Appare il candidato naturale, dopo il successo del midterm. Ma la candidatura non è così scontata. Partiamo da un assunto: il Partito repubblicano ha capito che non esiste solo Trump e prima del voto questa presa di coscienza non era ancora maturata a dovere. Si credeva che il tycoon fosse l'unico, per carisma e capacità politica, a trascinare i conservatori alla Casa Bianca, ma in realtà non è così. Come ammesso da Trump stesso, DeSantis ha dalla sua numerosi media conservatori. "Non credo che Donald Trump sia mai stato più debole di quanto non sia in questo momento tra i repubblicani che lo hanno sostenuto con tutto il cuore e lo hanno votato per due volte. Penso che DeSantis non sia mai stato così caldo", ha affermato Scott Jennings, un ex collaboratore del presidente George W. Bush e del capo dei repubblicani al Senato, Mitch McConnell, oltre che analista politico della Cnn. Mentre prima "il problema era che non fosse chiaro chi avrebbe spinto Trump o guidato il partito in una nuova direzione [...], ora Ron DeSantis non è mai stato in una posizione migliore per dire al Gop che il popolo americano si è espresso. Ci dicono che abbiamo un problema di branding. Il marchio è Trump. E sono qui per dirvi che in breve tempo verrà installato un nuovo reparto marketing. Rimanete sintonizzati". Chiaro come il nuovo canale verrà aperto dal governatore della Florida che, ha aggiunto Jennings, ha dalla sua "la credibilità dei risultati".

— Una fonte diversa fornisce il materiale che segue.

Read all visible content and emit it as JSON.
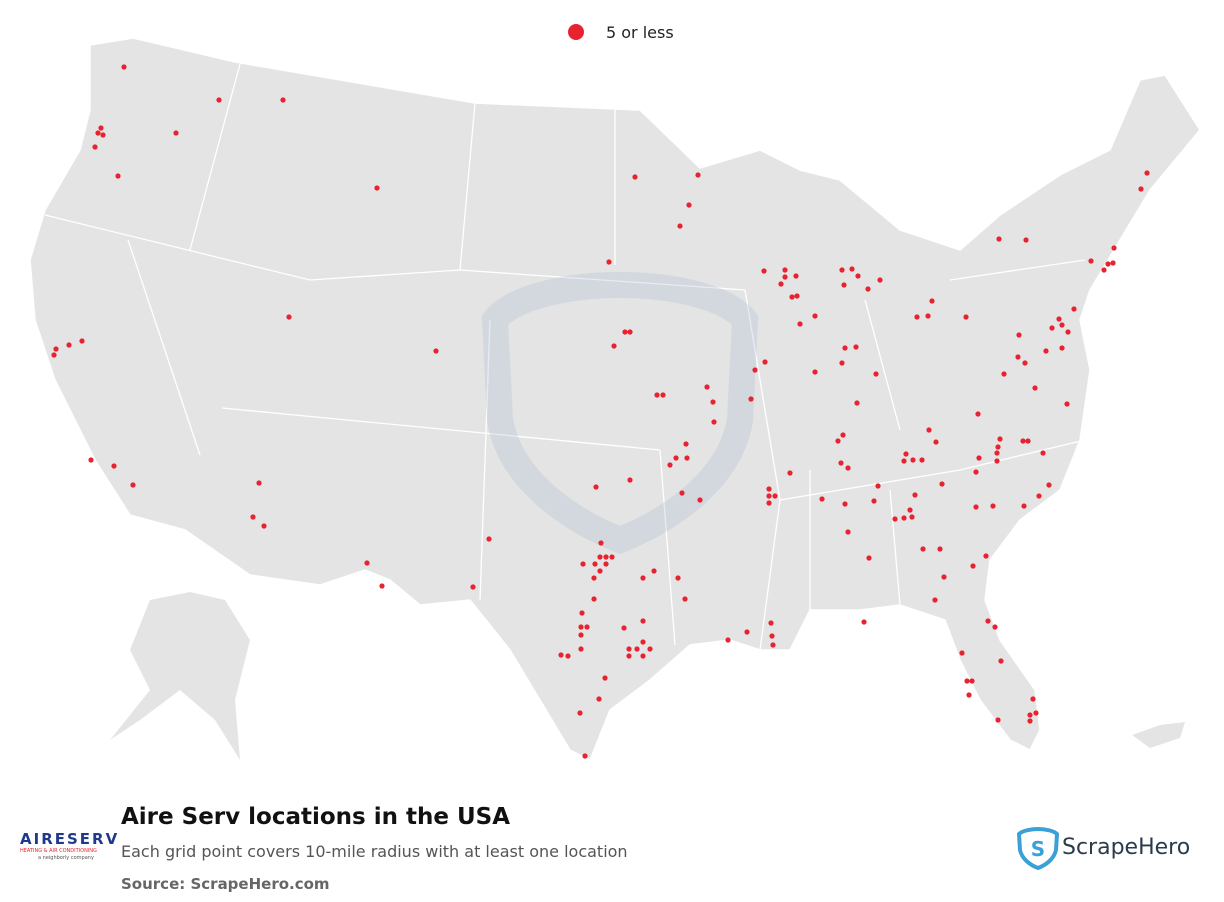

L'ambizione di DeSantis è quindi lecita e motivata, ma ancora gli apprezzamenti del partito non sono espliciti per evitare uno scontro interno controproducente. Per di più, è stato appena rieletto governatore e potrebbe voler mantenere la promessa data ai suoi elettori. "Ho appena iniziato a combattere", ha detto mercoledì mettendo in allerta Trump, che si è sentito sfidato e ha reagito. Nonostante sia l'uomo del momento per i repubblicani, DeSantis potrebbe saggiamente aspettare il suo turno, finendo il mandato da governatore, e puntare alle presidenziali del 2028, quando l'era Trump si sarà giocoforza conclusa. Oppure, DeSantis potrebbe sfruttare il momento e candidarsi alle primarie dei conservatori, dove inevitabilmente se la vedrà con il tycoon. Che sta già preparando la guerra al suo delfino, per evitare che il mostro creato da lui stesso possa sfuggirgli dalle mani e prendersi il partito.